O Primeiro Sonho (Contos do Cavaleiro)
Um cheiro doce. Não... Salgado! Um perfume em meio ao sal lhe chama a atenção, mas seus olhos não se abrem ainda...
Tudo está escuro, mas há uma luz que atravessa seus olhos fechados. Uma voz doce escora-se sobre seus ouvidos.
"A areia. Consegue sentir? A imensidão da areia que entorna teus pés? Cada pequeno atomo da areia que se remexe envolta de cada pequeno atomo seu. Como sabem onde traçar a linha entre eles e você?"
Ele move os pés na areia que se afunda sobre eles. É quente e confortável, mas... Há um ruído de fundo incessante. Ela prossegue:
"Ouves isso?
É o ruir das ondas. É o mar.
O som que replica aquele ruído que se ouve num rádio fora de estação. O ruído cósmico que está por tudo. Nem mesmo os deuses poderiam saber de onde veio, esse som é bem mais antigo do que todos eles..."
Ele abre os olhos. A luz o incomoda, de começo, mas seus olhos se acostumam aos poucos. É uma praia. Uma grande praia. Não há nada ao seu redor, nada além de areia e de mar, um pouco mais a frente. Mar este que não acaba no horizonte, se estende até uma névoa que mistura o céu negro da noite com o azul-marinho das águas.
"Ah, agora enxerga, não é?" Ela disse, quase que susurrando, ao mesmo tempo que demonstrava certa apreensão. "Consegue me ver?" Ele olha pra trás e não vê ninguém, mas a voz ainda segue atrás dele. Sempre fora de sua visão periférica.
"Por favor... Me encontre. Me procure como uma criança orfã chora por sua mãe, mesmo sem saber o porque deveria." Ele procura com o olhar incessantemente pelo vasto deserto. Nada.
"Não aqui. Aqui não poderá me ajudar. Aqui eu vim até ti. Não queria ter de fazer isso, mas não tive mais jeito... Eu estou no fim. Desculpe se interrompi teu sono."
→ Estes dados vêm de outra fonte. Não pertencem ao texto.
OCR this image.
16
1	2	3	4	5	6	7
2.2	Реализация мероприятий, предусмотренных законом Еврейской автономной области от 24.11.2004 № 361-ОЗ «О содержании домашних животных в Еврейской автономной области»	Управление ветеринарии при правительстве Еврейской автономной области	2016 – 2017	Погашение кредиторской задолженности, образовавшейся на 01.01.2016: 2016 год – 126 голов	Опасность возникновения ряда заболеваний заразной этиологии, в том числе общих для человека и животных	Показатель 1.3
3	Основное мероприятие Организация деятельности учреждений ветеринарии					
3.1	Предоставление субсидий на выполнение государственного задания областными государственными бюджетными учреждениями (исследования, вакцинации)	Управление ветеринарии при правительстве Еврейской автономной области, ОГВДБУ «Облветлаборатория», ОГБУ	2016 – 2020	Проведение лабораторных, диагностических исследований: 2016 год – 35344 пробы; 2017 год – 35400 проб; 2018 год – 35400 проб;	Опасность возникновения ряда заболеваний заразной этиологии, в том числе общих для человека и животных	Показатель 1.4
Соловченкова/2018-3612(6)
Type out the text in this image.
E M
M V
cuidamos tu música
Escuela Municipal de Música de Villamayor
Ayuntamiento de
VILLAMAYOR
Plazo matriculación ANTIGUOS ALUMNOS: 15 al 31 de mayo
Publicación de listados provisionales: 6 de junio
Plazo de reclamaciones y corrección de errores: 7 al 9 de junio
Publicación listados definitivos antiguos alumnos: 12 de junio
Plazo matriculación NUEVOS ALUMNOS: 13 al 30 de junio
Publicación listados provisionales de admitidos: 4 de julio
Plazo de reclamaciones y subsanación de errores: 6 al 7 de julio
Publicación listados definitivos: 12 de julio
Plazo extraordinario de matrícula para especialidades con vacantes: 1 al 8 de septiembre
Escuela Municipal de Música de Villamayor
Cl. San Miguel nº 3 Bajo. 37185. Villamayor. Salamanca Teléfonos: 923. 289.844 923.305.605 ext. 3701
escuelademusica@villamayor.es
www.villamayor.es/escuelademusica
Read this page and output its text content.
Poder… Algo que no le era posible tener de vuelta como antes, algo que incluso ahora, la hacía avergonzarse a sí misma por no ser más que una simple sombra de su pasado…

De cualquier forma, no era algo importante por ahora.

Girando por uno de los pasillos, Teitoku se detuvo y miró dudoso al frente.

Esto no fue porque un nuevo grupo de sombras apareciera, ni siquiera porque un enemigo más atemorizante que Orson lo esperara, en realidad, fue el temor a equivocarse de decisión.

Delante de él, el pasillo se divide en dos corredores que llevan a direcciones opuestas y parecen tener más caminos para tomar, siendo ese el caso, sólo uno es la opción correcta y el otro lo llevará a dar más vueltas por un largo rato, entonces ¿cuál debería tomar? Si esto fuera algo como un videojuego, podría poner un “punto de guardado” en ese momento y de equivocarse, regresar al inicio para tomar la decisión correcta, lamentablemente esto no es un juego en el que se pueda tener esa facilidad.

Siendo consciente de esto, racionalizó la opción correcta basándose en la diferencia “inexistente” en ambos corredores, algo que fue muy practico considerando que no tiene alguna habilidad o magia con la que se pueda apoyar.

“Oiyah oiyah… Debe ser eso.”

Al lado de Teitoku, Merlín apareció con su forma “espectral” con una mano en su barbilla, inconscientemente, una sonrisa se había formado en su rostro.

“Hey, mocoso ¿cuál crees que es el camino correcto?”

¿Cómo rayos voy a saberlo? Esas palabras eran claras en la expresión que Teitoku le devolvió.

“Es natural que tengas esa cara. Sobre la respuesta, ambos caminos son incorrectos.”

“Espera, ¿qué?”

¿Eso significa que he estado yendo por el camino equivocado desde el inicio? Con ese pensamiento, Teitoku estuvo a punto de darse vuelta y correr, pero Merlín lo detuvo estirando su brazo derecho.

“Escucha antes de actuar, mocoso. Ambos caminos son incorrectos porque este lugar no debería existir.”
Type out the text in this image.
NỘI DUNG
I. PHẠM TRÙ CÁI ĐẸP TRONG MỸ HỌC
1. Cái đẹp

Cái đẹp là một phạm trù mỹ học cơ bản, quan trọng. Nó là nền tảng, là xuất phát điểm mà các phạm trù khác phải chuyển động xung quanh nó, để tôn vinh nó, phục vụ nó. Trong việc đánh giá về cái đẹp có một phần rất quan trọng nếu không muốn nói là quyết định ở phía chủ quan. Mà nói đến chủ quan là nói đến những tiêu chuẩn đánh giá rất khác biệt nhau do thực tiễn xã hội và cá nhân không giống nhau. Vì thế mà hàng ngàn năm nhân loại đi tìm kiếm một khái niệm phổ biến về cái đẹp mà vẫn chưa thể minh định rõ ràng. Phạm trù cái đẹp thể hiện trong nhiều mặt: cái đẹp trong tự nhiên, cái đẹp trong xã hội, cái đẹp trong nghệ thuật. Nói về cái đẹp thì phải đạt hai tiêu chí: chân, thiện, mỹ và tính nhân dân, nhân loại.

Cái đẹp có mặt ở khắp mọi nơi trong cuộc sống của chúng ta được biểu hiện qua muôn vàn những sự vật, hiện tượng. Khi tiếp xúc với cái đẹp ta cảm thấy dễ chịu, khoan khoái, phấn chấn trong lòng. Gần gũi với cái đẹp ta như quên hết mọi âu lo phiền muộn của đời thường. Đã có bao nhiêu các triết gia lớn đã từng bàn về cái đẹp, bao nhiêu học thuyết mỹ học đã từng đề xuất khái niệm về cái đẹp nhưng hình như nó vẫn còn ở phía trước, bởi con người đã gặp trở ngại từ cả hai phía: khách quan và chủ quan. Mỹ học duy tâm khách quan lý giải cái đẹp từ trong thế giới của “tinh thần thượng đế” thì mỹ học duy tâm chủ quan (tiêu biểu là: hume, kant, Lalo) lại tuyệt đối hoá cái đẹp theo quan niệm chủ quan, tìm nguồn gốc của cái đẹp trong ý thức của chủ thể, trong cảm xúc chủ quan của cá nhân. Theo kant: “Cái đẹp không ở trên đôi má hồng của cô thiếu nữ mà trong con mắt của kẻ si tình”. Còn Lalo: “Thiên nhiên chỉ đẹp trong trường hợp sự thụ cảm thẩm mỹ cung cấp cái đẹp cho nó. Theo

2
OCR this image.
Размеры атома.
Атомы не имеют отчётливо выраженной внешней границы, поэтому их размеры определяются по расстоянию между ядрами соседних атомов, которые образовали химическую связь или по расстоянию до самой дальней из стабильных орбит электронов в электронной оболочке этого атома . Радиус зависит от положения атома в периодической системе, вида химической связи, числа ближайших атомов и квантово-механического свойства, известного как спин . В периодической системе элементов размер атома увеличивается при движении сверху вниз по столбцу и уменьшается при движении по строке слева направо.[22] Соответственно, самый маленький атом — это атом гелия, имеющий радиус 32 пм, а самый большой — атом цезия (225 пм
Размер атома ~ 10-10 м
Ele percebe que não está acordado, mas diferente de todas as vezes que se sentiu assim, dessa vez não se acordou ao saber que não estava acordado. Tampouco isto era sonho lúcido. Ela prosseguiu:
"Não pense ser maldição. Não tenho forças pra isto. Um grande mal se aproxima, eu posso senti-lo. Posso vê-lo também, mas tenho medo... Ele me persegue e tenho pouco tempo.
Acredito que aqui eu esteja ainda mais vulnerável, mas aqui eu reino e ele não fará nada a você, eu lhe prometo.
Por favor... Venha até mim. Eu vejo as suas forças e vejo as suas fraquezas. Não há nada que eu possa fazer a respeito. Mas eu sei o que você sentiu e eu sinto muito por tudo."
Lágrimas escorrem de seu rosto. Ele de repente se sentiu tão infeliz... Até que então... Decidiu olhar para o céu, fonte da luz que havia incomodado seus olhos. Lá estava ela: a Lua.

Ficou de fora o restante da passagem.